Until a new agreement for the airport’s protection is negotiated between Turkey and the Afghan government, and possibly the United States, the Resolute Support mission would appear to have to continue in order to give international troops the legal authority.
The US will also have about 650 troops in Afghanistan to protect its sprawling embassy in the capital.
Their presence, it is understood, will be covered in a bilateral agreement with the Afghan government.
The US and Nato presence leaving comes as Taliban insurgents make strides in several parts of the country, overrunning dozens of districts and overwhelming beleaguered Afghan security Forces.
In a worrying development, the government has resurrected militias with a history of brutal violence to assist the Afghan security forces.
In what had all the hallmarks of a final press conference, Gen Miller this week warned that continued violence risked a civil war in Afghanistan that should have the world worried.
At its peak around 2012, Bagram Airfield saw more than 100,000 US troops pass through its sprawling compound, barely an hour’s drive north of the Afghan capital Kabul.
The departure is rife with symbolism. Not least, it is the second time that an invader of Afghanistan has come and gone through Bagram.
The Soviet Union built the airfield in the 1950s. When it invaded Afghanistan in 1979 to back a communist government, it turned it into its main base from which it would defend its occupation of the country.
For 10 years, the Soviets fought the US-backed mujahedeen, dubbed freedom fighters by then-US president Ronald Reagan, who saw them as a front-line force in one of the last Cold War battles.
When the US and Nato inherited Bagram in 2001, they found it in ruins, a collection of crumbling buildings, gouged by rockets and shells, most of its perimeter fence wrecked.
It had been abandoned after being battered in the battles between the Taliban and rival mujahedeen warlords fleeing to their northern enclaves.

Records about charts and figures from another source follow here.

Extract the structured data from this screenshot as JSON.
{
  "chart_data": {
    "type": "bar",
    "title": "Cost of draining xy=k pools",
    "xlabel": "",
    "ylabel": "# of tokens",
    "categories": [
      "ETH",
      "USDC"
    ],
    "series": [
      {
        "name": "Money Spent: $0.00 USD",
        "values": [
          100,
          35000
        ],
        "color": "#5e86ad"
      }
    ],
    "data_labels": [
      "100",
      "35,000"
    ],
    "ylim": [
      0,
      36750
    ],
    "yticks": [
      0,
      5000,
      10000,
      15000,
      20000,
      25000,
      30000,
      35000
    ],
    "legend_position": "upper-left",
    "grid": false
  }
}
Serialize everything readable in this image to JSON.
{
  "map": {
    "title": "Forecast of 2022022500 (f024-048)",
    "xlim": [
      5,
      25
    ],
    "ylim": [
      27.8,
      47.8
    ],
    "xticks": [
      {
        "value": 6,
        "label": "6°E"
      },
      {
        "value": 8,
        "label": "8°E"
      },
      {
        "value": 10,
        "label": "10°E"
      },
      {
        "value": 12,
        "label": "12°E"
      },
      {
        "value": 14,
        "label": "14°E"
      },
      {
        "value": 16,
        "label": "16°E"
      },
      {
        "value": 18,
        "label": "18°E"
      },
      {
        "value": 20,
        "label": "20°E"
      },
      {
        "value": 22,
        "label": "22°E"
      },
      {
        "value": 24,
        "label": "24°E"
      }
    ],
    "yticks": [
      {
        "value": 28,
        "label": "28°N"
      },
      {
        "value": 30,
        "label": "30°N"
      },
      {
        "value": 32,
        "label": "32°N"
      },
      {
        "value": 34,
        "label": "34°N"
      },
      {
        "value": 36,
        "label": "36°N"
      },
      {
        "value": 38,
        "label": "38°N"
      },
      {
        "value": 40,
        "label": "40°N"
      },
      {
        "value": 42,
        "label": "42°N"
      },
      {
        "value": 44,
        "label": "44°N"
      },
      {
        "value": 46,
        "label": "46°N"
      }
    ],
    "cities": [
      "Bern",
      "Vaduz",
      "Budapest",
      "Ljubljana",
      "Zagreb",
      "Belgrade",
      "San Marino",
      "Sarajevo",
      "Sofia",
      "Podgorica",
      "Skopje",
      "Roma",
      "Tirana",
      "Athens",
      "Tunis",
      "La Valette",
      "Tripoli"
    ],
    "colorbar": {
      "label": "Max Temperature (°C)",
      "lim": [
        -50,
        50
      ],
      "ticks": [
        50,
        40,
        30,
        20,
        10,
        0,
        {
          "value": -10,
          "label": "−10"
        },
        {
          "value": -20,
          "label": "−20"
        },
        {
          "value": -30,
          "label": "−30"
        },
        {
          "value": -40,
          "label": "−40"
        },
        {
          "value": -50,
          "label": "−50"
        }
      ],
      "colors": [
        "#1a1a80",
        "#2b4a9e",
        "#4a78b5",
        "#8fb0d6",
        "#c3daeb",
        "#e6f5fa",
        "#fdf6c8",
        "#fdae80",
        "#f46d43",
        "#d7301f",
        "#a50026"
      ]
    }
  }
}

The enormous base has two runways. The most recent, at 12,000 feet long, was built in 2006 at a cost of 96 million dollars (£69 million).
There are 110 revetments, which are basically parking spots for aircraft, protected by blast walls. GlobalSecurity, a security think tank, says Bagram includes three large hangars, a control tower and numerous support buildings.
The base has a 50-bed hospital with a trauma bay, three operating theatres and a modern dental clinic.
Another section houses a prison, notorious and feared among Afghans.
There was no immediate comment from Afghan officials as to the final withdrawal from Bagram Airfield by the US and its Nato allies.